New Style Radio
- England;
- Broadcast area: Birmingham
- Frequency: 98.7 MHz

Programming
- Format: African-Caribbean

History
- First air date: 14 August 2002

Links
- Website: http://www.newstyleradio.co.uk/

= New Style Radio =

New Style Radio 98.7 FM was a community radio station based in Birmingham, England, and broadcasting to the city's African-Caribbean community. The station, launched on 14 August 2002, was born out of 15 years of short-term radio broadcasting and training, including a long run of restricted service licence activities. The 98.7FM transmitter has been off air since 1st April 2022, with the station broadcasting online only since then. The Ofcom Radio Broadcast Update September 2025 confirmed that the community FM licence has been rescinded.
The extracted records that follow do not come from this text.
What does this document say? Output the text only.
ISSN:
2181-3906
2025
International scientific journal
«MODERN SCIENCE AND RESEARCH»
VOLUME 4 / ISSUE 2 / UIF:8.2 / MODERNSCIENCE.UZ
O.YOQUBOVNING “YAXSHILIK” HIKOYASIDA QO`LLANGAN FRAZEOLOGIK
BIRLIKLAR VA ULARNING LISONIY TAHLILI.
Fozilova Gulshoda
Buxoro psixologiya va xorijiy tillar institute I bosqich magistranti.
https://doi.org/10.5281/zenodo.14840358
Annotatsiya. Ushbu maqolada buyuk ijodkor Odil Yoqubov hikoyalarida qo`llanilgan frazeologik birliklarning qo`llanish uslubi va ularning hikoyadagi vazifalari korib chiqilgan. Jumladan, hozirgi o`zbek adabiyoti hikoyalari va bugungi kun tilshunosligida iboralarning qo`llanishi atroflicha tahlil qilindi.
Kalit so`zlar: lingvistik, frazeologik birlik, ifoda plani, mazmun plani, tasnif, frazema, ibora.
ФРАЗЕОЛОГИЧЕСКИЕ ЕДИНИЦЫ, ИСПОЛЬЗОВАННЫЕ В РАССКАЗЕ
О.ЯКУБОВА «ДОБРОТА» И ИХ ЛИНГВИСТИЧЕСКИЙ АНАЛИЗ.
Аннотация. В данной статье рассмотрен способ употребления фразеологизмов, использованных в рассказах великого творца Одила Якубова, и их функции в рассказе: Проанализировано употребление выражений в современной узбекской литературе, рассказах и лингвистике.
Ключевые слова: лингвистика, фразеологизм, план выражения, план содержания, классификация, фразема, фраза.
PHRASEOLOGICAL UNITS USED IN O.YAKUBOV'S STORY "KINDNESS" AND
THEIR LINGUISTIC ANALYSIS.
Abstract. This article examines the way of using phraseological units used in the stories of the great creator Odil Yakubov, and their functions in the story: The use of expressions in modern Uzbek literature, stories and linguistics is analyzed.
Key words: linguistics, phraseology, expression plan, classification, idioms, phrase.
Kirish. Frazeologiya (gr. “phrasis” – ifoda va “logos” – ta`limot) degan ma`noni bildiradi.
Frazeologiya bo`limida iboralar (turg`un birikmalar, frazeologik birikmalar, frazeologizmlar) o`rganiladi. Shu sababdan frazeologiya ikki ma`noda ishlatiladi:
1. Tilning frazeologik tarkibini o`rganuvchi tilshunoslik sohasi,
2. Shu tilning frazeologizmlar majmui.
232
The service was intended to be reflective of African-Caribbean culture and aspiration in particular and of multicultural Birmingham in general. It was historic in being the first licensed African-Caribbean radio station in Britain.

New Style Radio was run mainly by unpaid volunteers and was part of the Afro-Caribbean Millennium Centre, a registered charity set up to support the educational and social needs of the Afro-Caribbean community in the West Midlands.

In 2020, Ofcom censured the station for broadcasting COVID-19 conspiracy theories on a discussion segment.